The meaning of “holy” is often defined by the culture around us, but the ancient Biblical culture gives us a different perspective. Merriam-Webster defines holy as a “religious or morally good; exalted or worthy of complete devotion as one perfect in goodness and righteousness.” For this reason, when we read about people like holy priests that minister to God in the tabernacle, we often cannot relate to them because we feel like we aren’t good enough to fit into that category. Then we read in the scriptures that there were a lot holy objects in the Temple. Does that mean that these objects are “morally good” or “perfect in righteousness?” There is something that we are missing in both of these understandings.
There is something that we are missing in both of these understandings.
Hebrew is a unique language when it comes to word studies, because words will carry the meaning of the root word that it comes from originally. In this way, the Hebrew word “Qodesh” is most commonly translated “holy.” This word comes from the root word “Qadash,” which means “to set apart for a specific purpose” (Ancient Hebrew Lexicon, vituralbookword.com publishing, Jeff Benner).
While there are times that aspects of moral righteousness or Godly devotion are connected to “holy” people, on its own, the term holiness does not refer to piety or perfection. When the Bible calls something “holy,” it is not speaking of purity or righteousness, but rather that something is “set apart” from everything else to do a job. By this definition, our homes contain a few holy objects. If you own a coffee pot that is only used for coffee and not tea or fruit punch, so by definition, you have a “holy coffee pot.” Your toothbrush is only used for your teeth and not someone else’s mouth or cleaning any other item, so by definition you have a “holy toothbrush.” There is nothing divine about these household items, but they are set apart for a unique purpose.
With this new understanding, consider these well known scriptures:
Exodus 19:6 and 1 Peter 2:9 both refer to Israel as “a holy nation.” A quick glance at Israel in the Bible and today will find many faults that do not live up what God intended. When the Scriptures call Israel a holy nation, it isn’t suggesting that Israel is perfect or sinless but that Israel’s calling is for a specific purpose in the earth.

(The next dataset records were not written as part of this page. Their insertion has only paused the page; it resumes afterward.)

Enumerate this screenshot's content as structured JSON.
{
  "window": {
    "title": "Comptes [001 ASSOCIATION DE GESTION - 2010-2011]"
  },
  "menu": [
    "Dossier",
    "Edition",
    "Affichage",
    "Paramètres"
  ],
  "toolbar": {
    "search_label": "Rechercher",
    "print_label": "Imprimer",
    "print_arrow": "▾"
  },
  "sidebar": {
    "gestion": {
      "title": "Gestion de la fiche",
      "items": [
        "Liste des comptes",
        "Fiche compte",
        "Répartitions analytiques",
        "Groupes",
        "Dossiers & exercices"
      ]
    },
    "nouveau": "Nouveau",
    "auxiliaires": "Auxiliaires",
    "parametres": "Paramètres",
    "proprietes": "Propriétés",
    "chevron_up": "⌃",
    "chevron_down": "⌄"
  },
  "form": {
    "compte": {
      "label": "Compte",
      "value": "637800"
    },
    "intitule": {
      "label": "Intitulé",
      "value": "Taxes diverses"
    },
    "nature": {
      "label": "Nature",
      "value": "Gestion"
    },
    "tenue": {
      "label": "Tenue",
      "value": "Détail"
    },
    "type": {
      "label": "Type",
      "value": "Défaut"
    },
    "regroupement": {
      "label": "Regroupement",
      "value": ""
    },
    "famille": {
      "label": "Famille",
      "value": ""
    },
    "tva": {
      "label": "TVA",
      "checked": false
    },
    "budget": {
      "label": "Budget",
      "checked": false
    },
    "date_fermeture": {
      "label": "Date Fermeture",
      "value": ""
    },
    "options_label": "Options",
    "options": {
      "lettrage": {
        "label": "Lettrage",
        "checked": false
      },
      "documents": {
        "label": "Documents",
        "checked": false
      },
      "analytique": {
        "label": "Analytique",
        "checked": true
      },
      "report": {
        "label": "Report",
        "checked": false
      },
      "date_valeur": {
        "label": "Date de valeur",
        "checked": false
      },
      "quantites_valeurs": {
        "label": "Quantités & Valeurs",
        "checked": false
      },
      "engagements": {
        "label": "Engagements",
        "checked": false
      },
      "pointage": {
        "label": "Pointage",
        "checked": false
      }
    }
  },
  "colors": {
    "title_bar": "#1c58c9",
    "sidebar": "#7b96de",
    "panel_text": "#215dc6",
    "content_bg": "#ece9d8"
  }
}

In Leviticus 11:44 and 1 Peter 1:16 we read “Be holy as I am holy.” Many have understood this to mean that we are required to be perfect like God. If we could be perfect on our own or simply encouraged to do so, we wouldn’t have a need for the sacrifice of Jesus. We simply can’t do it. In this verse, God is not putting something on us that we cannot carry or requiring us to be perfectly sinless on our own. He is saying he wants us to choose to be uniquely different from our surroundings and focused in the way He is.
We read in Isaiah 6:3 and Revelation 4:8 that the angels are crying out before God “Holy holy holy is the Lord of Hosts” day and night. With our western understanding, we might wonder why they would say the same thing over and over and not get bored. Yet before the Lord’s throne, nothing could be more compelling. The angels are proclaiming the holiness or the uniqueness of God and how different He is from all Creation. In essence they are saying “You are so set apart from anything and everything in every situation! There is no one that loves the way you do! No one has the perspective that you do! No one in all the earth is as kind and merciful as You! Your justice is like no other justice in the universe! You are so uniquely different than anything else you have created!” We could go on and on proclaiming how set apart and focused He is on a specific purpose — and that is exactly what the angels do.
Holiness is not about being absolutely perfect, but instead about being set apart for a specific purpose. We cannot make ourselves perfect and blameless, but we can choose to be set apart for God. We can choose to be holy.